A little after four o’clock I was getting seriously hungry. All eateries in the area were closed until six. The tourist office was open, but when I asked if there was anything to eat in Habay-La-Neuve the answer was “No”. At 5 pm I could order a pizza from the Pizzeria and they gave me the phone number.
So I first walked two kilometers further to Marc’s garden where I would order a pizza. I called the pizzeria and when I wanted to order a pizza they told me they didn’t do deliveries. Luckily I could buy a loaf of bread in the Carrefour and I still had a can of mackerel fillets.
The only positive note today: I have every comfort one could want in Marc’s garden. There is a sitting area behind his house with a seat, sink with hot water and toilet. Moreover I am not alone. The house rabbit comes to visit me regularly.
A little after nine I was on my way to Martelange/Radelange.
First I went back to the Carrefour to stock up some provisions. I also had quite a bit of water with me as there was no opportunity to refill along the way. Even though I had a lot of weight to carry, my left foot didn’t protest.
The first 10 km the path followed the river Rulle. Just outside Habay-La-Neuve it formed a beautiful artificial lake. The path around it was quite crowded by cyclists, hikers and joggers. When I saw the joggers running so lightly, I also longed to go jogging instead of trudging through the woods with a heavy backpack.
After the lake I met two cyclists and a hiker from Leuven who especially came here for one day to make a 20 km walk, because on Sundays the beautiful Heverleebos near Leuven is always too crowded. My journey inspired him, he gladly accepted a flyer.

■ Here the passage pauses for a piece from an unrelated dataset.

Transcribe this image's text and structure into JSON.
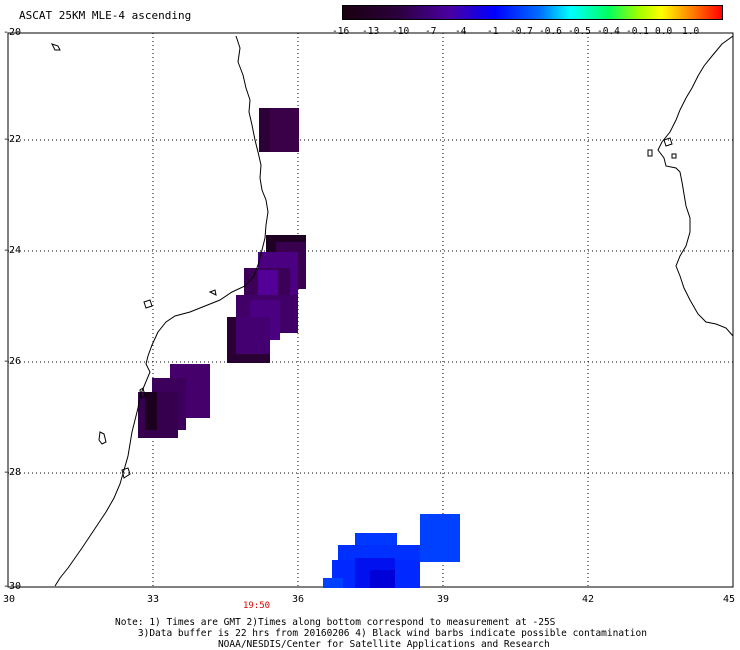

The second half of the track went through the natural park ‘Vallée de la Rulle’. That was very nice with alternating forests and clearings and no more steep climbs. I only did 260 altimeters in total.
This morning I had called the campsite in Radelange to inquire if they provided food in the tavern, but on Monday the campsite would close for the season. So I could only stay for one night. As my foot didn’t hurt anymore and I wanted to take a day of rest on Monday, I walked to Camping Breau Rivage in the next village Wisembach.
There I was received very warmly. More about that tomorrow.